Miami Circle Secured For Now Ndash But Seawall Funding Uncertain
By Risa Polansky
A temporary fix to the crumbling seawall adjacent to the famed Miami Circle in Brickell is just about complete, says State Archeologist Ryan Wheeler — but circle supporters will have to wait until at least next summer to see any further movement in securing the site.
Should the Legislature in March grant a $2.5 million request for funds to construct a permanent wall, the money could come in by July, Mr. Wheeler said, with construction to begin later in the year.
Florida’s Division of Historical Resources funded the $150,000 in remedial shoring, he said.
Should the state deny the $2.5 million, Mr. Wheeler said he is "not sure" where plans would go from there.
Meanwhile, discussions continue between Florida’s archeological bureau and the local Historical Museum of Southern Florida, set to take control of managing the 2,000-year-old site, which probably is a relic of the Tequesta people.

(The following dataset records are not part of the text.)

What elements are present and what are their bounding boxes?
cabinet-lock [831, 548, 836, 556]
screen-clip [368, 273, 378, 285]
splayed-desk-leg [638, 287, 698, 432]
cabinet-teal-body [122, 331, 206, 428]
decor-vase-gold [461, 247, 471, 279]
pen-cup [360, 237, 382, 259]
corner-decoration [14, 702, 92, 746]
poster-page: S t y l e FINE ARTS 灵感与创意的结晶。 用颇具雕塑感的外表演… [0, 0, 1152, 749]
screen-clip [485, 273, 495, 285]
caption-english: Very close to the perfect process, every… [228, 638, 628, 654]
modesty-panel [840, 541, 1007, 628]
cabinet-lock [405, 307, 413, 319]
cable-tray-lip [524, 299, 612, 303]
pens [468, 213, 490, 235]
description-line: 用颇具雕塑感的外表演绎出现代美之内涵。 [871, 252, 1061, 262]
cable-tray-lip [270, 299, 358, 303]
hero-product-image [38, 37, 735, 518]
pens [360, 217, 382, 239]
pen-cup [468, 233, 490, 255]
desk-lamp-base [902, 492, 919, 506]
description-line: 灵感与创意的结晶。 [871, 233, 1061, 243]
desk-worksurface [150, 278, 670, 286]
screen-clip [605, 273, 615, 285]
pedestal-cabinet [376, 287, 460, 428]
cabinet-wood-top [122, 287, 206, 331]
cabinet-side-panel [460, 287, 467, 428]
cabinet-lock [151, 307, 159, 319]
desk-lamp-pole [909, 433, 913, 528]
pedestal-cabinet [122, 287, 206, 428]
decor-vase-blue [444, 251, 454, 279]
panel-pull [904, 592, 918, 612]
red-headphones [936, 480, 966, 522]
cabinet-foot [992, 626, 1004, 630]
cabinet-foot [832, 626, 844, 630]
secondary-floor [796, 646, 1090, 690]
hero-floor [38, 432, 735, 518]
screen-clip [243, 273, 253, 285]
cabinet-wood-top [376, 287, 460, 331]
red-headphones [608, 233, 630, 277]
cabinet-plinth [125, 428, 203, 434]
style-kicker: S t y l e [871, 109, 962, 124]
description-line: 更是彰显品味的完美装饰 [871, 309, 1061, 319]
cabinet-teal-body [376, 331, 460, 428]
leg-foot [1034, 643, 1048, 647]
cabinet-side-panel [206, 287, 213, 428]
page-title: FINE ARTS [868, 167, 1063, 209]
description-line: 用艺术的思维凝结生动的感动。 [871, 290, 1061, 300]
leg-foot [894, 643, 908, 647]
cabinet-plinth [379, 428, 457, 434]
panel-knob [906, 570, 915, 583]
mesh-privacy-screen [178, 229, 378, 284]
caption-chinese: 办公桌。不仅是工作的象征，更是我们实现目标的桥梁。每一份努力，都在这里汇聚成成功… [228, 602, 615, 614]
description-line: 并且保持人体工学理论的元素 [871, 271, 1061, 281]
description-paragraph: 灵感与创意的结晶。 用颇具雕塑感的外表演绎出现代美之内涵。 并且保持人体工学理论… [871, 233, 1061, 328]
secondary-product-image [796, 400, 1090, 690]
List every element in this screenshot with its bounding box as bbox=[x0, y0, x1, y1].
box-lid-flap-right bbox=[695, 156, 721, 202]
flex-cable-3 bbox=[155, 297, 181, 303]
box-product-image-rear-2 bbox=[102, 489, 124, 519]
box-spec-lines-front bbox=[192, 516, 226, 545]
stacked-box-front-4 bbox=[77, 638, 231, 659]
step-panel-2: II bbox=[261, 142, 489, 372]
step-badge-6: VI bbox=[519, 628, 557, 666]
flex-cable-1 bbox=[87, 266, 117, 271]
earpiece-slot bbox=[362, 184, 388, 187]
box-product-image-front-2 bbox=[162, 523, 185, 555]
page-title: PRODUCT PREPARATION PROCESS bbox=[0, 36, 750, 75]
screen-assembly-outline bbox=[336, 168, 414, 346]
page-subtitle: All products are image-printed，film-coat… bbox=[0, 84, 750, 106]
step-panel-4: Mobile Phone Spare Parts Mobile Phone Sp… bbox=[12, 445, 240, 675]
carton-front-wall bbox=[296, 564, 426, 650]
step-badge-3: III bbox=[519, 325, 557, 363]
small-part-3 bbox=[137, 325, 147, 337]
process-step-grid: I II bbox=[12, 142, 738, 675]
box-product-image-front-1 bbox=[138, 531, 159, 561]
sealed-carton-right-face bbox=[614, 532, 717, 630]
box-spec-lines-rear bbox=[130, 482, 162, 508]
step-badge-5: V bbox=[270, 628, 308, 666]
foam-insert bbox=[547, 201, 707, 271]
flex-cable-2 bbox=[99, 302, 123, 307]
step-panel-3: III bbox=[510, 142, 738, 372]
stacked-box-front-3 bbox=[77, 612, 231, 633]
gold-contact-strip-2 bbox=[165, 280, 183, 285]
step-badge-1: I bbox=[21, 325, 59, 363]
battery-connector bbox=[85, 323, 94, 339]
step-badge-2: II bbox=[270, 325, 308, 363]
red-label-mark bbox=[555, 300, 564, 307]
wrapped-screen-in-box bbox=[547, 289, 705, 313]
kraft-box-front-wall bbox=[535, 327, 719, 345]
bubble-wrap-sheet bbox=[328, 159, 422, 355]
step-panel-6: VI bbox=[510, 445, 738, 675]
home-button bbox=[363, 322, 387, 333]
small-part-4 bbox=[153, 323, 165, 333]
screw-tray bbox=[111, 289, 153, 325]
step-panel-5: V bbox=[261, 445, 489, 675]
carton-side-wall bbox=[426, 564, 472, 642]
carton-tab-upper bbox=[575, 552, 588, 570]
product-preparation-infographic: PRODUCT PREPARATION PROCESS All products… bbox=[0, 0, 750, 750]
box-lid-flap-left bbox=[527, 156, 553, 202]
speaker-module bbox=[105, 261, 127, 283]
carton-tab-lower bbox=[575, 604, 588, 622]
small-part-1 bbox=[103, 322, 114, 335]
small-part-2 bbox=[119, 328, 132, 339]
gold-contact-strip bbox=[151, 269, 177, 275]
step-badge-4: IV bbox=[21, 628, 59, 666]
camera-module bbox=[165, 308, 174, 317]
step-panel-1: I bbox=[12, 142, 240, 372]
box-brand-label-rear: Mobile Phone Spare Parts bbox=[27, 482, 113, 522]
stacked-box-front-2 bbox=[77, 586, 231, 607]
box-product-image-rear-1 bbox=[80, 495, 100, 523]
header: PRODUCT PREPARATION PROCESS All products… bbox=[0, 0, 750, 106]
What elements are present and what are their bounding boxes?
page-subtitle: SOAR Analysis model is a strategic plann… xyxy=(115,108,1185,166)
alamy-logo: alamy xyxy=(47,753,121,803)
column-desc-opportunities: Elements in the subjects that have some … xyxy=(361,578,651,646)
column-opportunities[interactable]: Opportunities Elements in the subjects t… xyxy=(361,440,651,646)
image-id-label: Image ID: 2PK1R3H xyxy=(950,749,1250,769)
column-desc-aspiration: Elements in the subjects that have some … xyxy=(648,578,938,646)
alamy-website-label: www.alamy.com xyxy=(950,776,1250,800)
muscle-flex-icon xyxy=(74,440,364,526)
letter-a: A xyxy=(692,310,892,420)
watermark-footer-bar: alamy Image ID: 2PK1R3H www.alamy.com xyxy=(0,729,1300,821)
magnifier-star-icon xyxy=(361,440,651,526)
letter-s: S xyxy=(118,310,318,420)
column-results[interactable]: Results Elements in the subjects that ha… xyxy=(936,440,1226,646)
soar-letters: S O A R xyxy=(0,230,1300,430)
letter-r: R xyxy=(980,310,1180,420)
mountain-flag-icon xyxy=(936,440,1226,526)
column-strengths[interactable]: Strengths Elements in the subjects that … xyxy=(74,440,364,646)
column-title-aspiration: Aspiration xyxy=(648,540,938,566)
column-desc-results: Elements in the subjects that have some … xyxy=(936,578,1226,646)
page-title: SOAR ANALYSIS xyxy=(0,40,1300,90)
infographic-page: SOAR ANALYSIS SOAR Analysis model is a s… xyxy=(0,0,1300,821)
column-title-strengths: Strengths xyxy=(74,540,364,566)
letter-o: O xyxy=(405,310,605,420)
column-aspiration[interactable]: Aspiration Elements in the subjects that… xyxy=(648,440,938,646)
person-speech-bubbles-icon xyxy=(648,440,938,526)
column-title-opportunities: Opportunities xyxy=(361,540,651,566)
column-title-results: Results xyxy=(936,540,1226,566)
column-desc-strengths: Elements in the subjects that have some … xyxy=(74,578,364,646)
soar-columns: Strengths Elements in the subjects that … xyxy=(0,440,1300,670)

A lease agreement could be completed as early as a month from now, said Bob McCammon, president and CEO of the museum.
The public could gain limited access to the now blocked-off site beginning this fall, he said, possibly through tours for schools and other groups.
In the future, the museum may create a "passive park kind of environment" with posted educational information about the circle’s history, he said, but now, "with the Icon building being under construction, it will be a while before total access is available."
Icon Brickell, Related Group’s three-tower luxury residential project at 495 and 501 Brickell Ave., is set for completion winter 2008.
Another limiting factor at the site is the layer of protective limestone covering the circle, which is to remain "for years into the future until we figure out a way to protect it when it’s exposed," Mr. McCammon said.
Once it becomes the circle’s manager, the museum is to be responsible for area maintenance and any additions to the property, such as signage, he said.
The state will still be responsible for continuing with seawall repairs, Mr. Wheeler said, as well as for providing technical and archeological expertise regarding the property.
The museum’s lease would run through 2052 and require only a "nominal" rent to the state, Mr. McCammon said, probably about $300 a year.
The historical museum became the main contender for site manager after the National Parks Service denied a request to make the circle part of nearby Biscayne National Park, because it’s a cultural landmark, not a natural one.
Part of Cultural Center Plaza in downtown Miami, the museum now features an exhibit of circle artifacts uncovered in 1999, when excavations began.